One of the drawers held smaller bottles of liquor and snacks, then below that was a drawer with a kettle and more cups.
There was also a refrigerator in one of the cupboards holding beverages including juice and sodas.
I also really liked the trash-recycling combo.
To the left of the mini bar and television was a closet with a gigantic sliding door. If the door were open, the light was on, even if your master switch were turned off, so I had to close it to sleep. It had a shelf, hanger space and a couple drawers, including one with the room safe.
As an SPG member who’d booked through the Starwood site, I got free Wi-Fi, which worked well throughout my stay.
Overall, I had a really great experience in my room. I loved the enormous windows and all the bright colors in the room, and the bed was as comfortable as always.

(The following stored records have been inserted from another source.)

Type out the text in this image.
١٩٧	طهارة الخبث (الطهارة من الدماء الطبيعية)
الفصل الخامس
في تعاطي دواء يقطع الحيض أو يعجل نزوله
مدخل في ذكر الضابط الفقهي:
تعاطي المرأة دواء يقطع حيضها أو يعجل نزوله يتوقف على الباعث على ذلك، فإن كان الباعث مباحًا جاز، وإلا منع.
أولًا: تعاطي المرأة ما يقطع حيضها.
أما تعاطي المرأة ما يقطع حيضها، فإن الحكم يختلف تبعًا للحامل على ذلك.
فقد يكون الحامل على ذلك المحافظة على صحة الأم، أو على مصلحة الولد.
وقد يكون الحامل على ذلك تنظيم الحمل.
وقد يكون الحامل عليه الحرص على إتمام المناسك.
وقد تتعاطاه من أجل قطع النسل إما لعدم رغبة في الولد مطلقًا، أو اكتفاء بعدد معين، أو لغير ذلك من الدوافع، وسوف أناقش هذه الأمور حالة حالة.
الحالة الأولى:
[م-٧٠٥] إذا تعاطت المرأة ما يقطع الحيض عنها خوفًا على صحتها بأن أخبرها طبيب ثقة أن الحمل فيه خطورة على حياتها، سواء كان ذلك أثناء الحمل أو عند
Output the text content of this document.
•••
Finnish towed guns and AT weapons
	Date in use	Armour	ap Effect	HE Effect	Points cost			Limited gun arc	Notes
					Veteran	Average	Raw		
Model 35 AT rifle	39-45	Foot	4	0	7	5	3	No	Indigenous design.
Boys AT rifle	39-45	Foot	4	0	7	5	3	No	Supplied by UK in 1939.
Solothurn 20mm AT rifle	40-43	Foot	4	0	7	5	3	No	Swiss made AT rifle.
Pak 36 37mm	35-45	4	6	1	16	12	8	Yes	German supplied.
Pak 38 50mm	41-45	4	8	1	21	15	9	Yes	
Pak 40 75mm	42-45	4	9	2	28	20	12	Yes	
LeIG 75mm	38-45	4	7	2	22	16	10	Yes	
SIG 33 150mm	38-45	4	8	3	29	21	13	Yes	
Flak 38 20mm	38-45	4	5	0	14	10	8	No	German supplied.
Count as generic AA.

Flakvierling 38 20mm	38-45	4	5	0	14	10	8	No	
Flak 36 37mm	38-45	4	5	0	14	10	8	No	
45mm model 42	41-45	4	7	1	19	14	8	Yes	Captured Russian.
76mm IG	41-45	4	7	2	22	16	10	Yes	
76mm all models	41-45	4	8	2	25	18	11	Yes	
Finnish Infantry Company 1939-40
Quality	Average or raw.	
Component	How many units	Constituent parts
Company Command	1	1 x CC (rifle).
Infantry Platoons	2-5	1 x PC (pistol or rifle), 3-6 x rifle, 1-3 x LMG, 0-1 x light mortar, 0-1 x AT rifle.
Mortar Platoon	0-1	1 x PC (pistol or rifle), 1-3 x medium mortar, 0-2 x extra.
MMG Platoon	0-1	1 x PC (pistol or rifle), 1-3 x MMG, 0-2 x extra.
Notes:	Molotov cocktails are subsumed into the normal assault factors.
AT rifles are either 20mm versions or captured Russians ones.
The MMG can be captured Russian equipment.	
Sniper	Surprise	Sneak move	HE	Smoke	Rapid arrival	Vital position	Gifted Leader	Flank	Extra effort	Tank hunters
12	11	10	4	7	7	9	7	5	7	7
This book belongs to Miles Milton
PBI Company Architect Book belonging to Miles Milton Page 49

I would have liked lighting controls that were easier to operate, but that was just a small gripe.
Food and Beverage
I didn’t spend a huge amount of time checking out the hotel’s various dining outlets, but I did try to eat there a few times. As I mentioned, I had lunch right after check-in at the hotel’s all-day dining restaurant, the Kitchen Table. The restaurant contained a small café and bakery for pastries.
The main indoor dining area had a mix of round tables and two-tops along a banquette.
Guests could stop by the open kitchen to see what was cooking.
I decided to have lunch on the outdoor deck near the pool since the weather was so temperate. (As a side note, the WET outdoor pool has since been closed for winter.)
There was a mix of restaurant-style tables and sofas around low tables for more casual eating and lounging.
Though the lounge furniture was nice, it was already displaying wear and tear, notably cigarette burns.
There was also a cloud of smoke drifting over the outdoor seating section from the adjacent smoking area.
The deck fronted the outdoor pool.
Because it was cloudy, no one was lounging there, but the views were spectacular.
The Kitchen Table menu was a mix of continental and contemporary Asian, and the prices were high, with many main courses topping $40 a plate.
I went light and started with a cauliflower bisque with slow-cooked egg and caviar.
Then I had slices of tuna tataki with a tangy apple-sesame emulsion.
Both dishes were delicious, and I paid about $30 total for my meal.
The following day, I had appointments, so I decided to order room service for a quick lunch. The person I reached via the “whatever/whenever” button suggested the fried pork chop with noodles as typically Shanghainese. The dish was tasty, but very, very fried, so it was heavier than I expected.
When I got back from dinner the first evening, I decided to have a cocktail at WOOBAR.
I chose one of the signature drinks, a sesame oil-washed Negroni with gin and Campari. It was not cheap at 128 CNY ($19), but it was made in front of me and served in a glass case with smoldering herbs to infuse it with extra flavor. It was delicious.
The bar was nearly empty because it was a Wednesday night and a national holiday, but the bartender told me it got packed on weekends. You could order food here too, including burgers and other simple dishes.
The W had another bar out on the pool deck called WET Bar.
There were more people having drinks out there and taking in the city views.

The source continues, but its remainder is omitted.